After joining BMC, the Iron Brigade supported semi-annual Network Integration Evaluations held at Fort Bliss, Texas, and White Sands Missile Range, New Mexico. These exercises led to the fielding of mission command, network and network capability sets of tactical vehicles to seven divisions across the Army. The Iron Brigade served in this role for five years working with the BMC.

In January 2017, the Iron Brigade transitioned from BMC’s AETF to FORSCOM, making it available for operational assignments. The brigade dove right into a rigorous home station gated training strategy which culminated with an August 2017 rotation to the National Training Center where the brigade was deemed mission ready as the Army’s first Warfighter Information Network-Tactical (WIN-T) Increment 2, equipped armored brigade.

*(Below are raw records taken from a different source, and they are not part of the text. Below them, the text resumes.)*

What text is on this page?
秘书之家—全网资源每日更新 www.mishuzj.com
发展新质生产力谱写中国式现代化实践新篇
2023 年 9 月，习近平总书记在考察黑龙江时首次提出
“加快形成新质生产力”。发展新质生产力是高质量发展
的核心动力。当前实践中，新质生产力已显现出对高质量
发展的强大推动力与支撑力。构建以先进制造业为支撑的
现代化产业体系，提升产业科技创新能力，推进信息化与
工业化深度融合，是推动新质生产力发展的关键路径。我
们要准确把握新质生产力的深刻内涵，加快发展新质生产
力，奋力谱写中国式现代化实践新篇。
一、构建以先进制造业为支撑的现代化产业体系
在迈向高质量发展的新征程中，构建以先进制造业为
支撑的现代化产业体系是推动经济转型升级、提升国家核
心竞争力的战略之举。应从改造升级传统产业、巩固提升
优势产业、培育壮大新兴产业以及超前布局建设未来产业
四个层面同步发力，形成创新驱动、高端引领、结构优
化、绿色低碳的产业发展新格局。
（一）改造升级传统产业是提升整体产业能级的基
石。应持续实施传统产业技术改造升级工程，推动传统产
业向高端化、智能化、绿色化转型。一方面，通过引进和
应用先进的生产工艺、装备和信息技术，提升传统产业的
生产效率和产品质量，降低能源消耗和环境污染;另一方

Following its NTC rotation, the brigade deployed in October 2017 to Kuwait and the CENTCOM region as the Operation Spartan Shield maneuver brigade and also in support of Operation Inherent Resolve in Iraq and Syria. As part of OSS, the brigade participated in nine major theater security cooperation training exercises with host national forces in six different countries, built readiness in support of regional deterrence, and conducted engagements throughout the region which emboldened our partners in the CENTCOM area. Elements of the brigade also served in both combat and advisory roles in both Iraq and Syria in support of OIR.